Masked Token Prediction: Pre-training on Relational Data

Masked token prediction is a self-supervised pre-training objective where a model learns to predict hidden cell values in relational data from their surrounding context. It is the mechanism that allows relational foundation models to learn general-purpose representations from unlabeled enterprise databases. The model sees a table row with some values masked out, reasons over the graph of connected entities, and predicts what the missing values should be.

From BERT to relational databases

In natural language processing, BERT revolutionized the field by introducing masked language modeling: hide 15% of words in a sentence, train the model to predict them, and the resulting representations transfer to virtually any NLP task. Masked token prediction applies the same principle to structured relational data.

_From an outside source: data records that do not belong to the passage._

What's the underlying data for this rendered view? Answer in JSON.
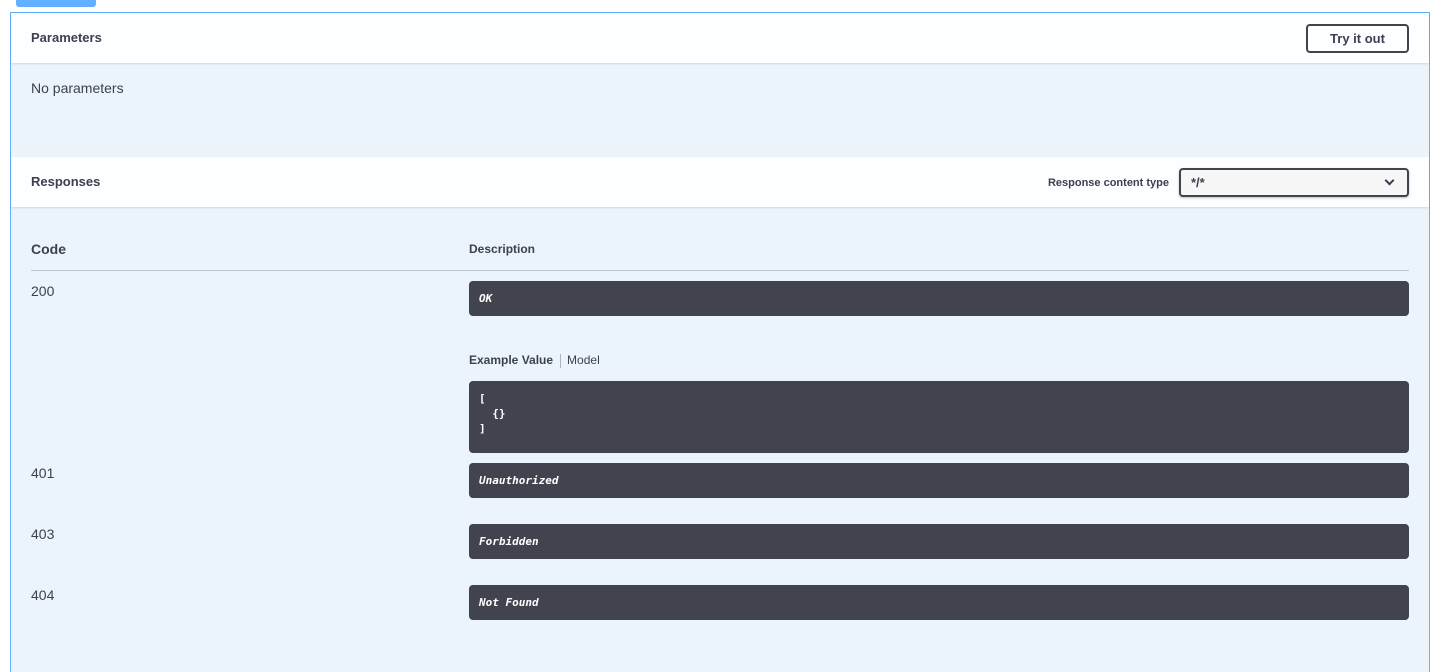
{
  "parameters": {
    "title": "Parameters",
    "try_button": "Try it out",
    "empty_text": "No parameters"
  },
  "responses": {
    "title": "Responses",
    "content_type_label": "Response content type",
    "content_type_value": "*/*",
    "table_headers": {
      "code": "Code",
      "description": "Description"
    },
    "rows": [
      {
        "code": "200",
        "description": "OK"
      },
      {
        "code": "401",
        "description": "Unauthorized"
      },
      {
        "code": "403",
        "description": "Forbidden"
      },
      {
        "code": "404",
        "description": "Not Found"
      }
    ],
    "example_tabs": {
      "active": "Example Value",
      "other": "Model"
    },
    "example_value": "[\n  {}\n]"
  },
  "colors": {
    "get_accent": "#61affe",
    "block_bg": "#ebf3fb",
    "code_bg": "#41444e"
  }
}
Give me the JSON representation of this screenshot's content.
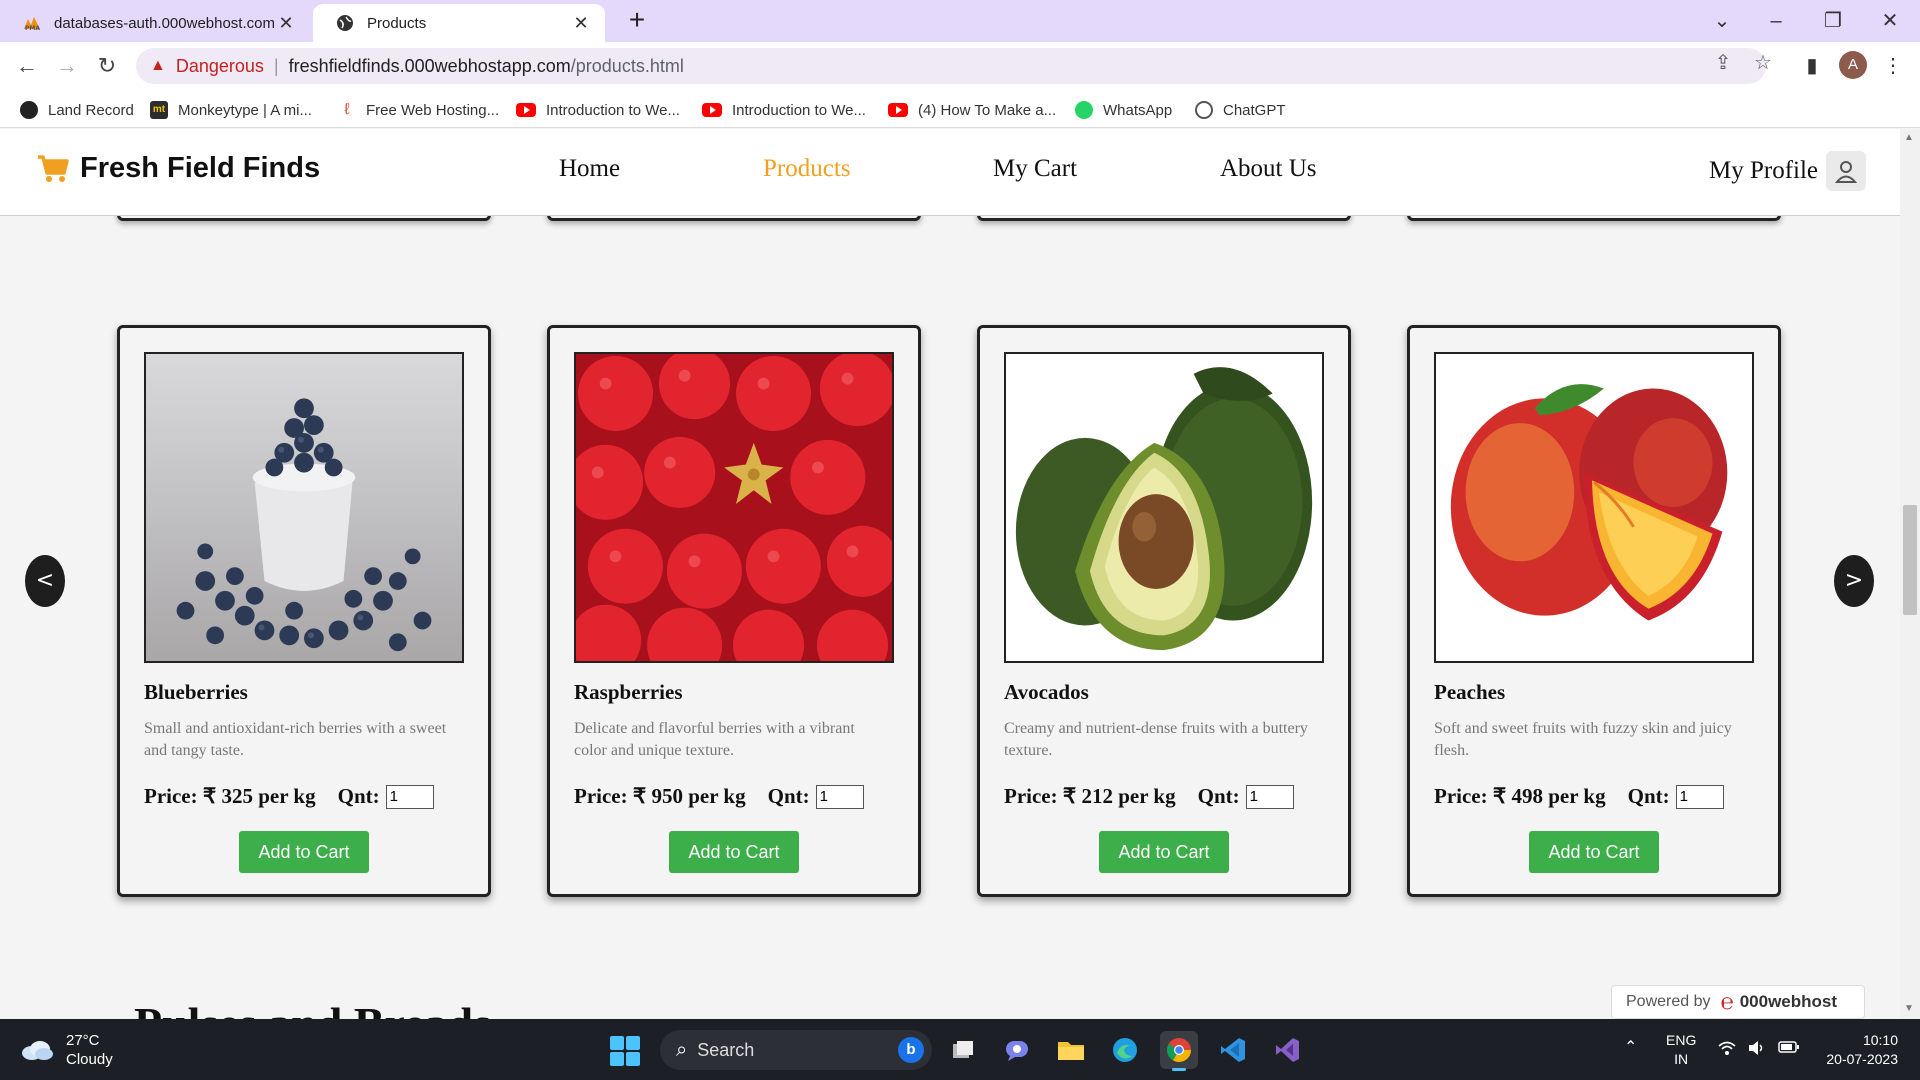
{
  "browser": {
    "tabs": [
      {
        "title": "databases-auth.000webhost.com",
        "favicon": "pma-icon",
        "active": false
      },
      {
        "title": "Products",
        "favicon": "globe-icon",
        "active": true
      }
    ],
    "address": {
      "security_label": "Dangerous",
      "host": "freshfieldfinds.000webhostapp.com",
      "path": "/products.html"
    },
    "profile_initial": "A",
    "bookmarks": [
      {
        "label": "Land Record",
        "icon": "globe-icon"
      },
      {
        "label": "Monkeytype | A mi...",
        "icon": "monkeytype-icon",
        "icon_text": "mt"
      },
      {
        "label": "Free Web Hosting...",
        "icon": "webhost-icon"
      },
      {
        "label": "Introduction to We...",
        "icon": "youtube-icon"
      },
      {
        "label": "Introduction to We...",
        "icon": "youtube-icon"
      },
      {
        "label": "(4) How To Make a...",
        "icon": "youtube-icon"
      },
      {
        "label": "WhatsApp",
        "icon": "whatsapp-icon"
      },
      {
        "label": "ChatGPT",
        "icon": "chatgpt-icon"
      }
    ]
  },
  "site": {
    "brand": "Fresh Field Finds",
    "nav": {
      "home": "Home",
      "products": "Products",
      "cart": "My Cart",
      "about": "About Us",
      "profile": "My Profile"
    },
    "accent_color": "#f0a020",
    "button_color": "#3cae4a",
    "carousel": {
      "prev": "<",
      "next": ">"
    },
    "products": [
      {
        "name": "Blueberries",
        "description": "Small and antioxidant-rich berries with a sweet and tangy taste.",
        "price": "Price: ₹ 325 per kg",
        "qnt_label": "Qnt:",
        "qnt": "1",
        "button": "Add to Cart"
      },
      {
        "name": "Raspberries",
        "description": "Delicate and flavorful berries with a vibrant color and unique texture.",
        "price": "Price: ₹ 950 per kg",
        "qnt_label": "Qnt:",
        "qnt": "1",
        "button": "Add to Cart"
      },
      {
        "name": "Avocados",
        "description": "Creamy and nutrient-dense fruits with a buttery texture.",
        "price": "Price: ₹ 212 per kg",
        "qnt_label": "Qnt:",
        "qnt": "1",
        "button": "Add to Cart"
      },
      {
        "name": "Peaches",
        "description": "Soft and sweet fruits with fuzzy skin and juicy flesh.",
        "price": "Price: ₹ 498 per kg",
        "qnt_label": "Qnt:",
        "qnt": "1",
        "button": "Add to Cart"
      }
    ],
    "next_section_heading": "Pulses and Breads",
    "powered_by": {
      "label": "Powered by",
      "brand": "000webhost"
    }
  },
  "taskbar": {
    "weather": {
      "temp": "27°C",
      "condition": "Cloudy"
    },
    "search_placeholder": "Search",
    "language": {
      "line1": "ENG",
      "line2": "IN"
    },
    "time": "10:10",
    "date": "20-07-2023"
  }
}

The key difference is the nature of context. In text, context is sequential: the words before and after the mask. In relational data, context is structural: it flows through foreign key relationships across tables. To predict a masked purchase amount, the model can draw on the customer's demographic features, their previous orders, the product's category and price history, and the merchant's typical transaction size.

How it works

The process has four stages:

1. Tokenization: Each cell value in a relational database is converted into a token. Numerical values are discretized into bins. Categorical values map to learned embeddings. Timestamps get special temporal encodings.
2. Masking: A fraction of tokens (typically 15-30%) are replaced with a special [MASK] token. The selection is random but stratified to ensure coverage across columns and tables.
3. Encoding: The masked relational graph is processed through a graph neural network (typically a graph transformer). Each node aggregates information from its neighborhood, including cross-table connections.
4. Prediction: The model predicts the original value of each masked token. For categorical values, this is a classification head. For numerical values, it is a regression head.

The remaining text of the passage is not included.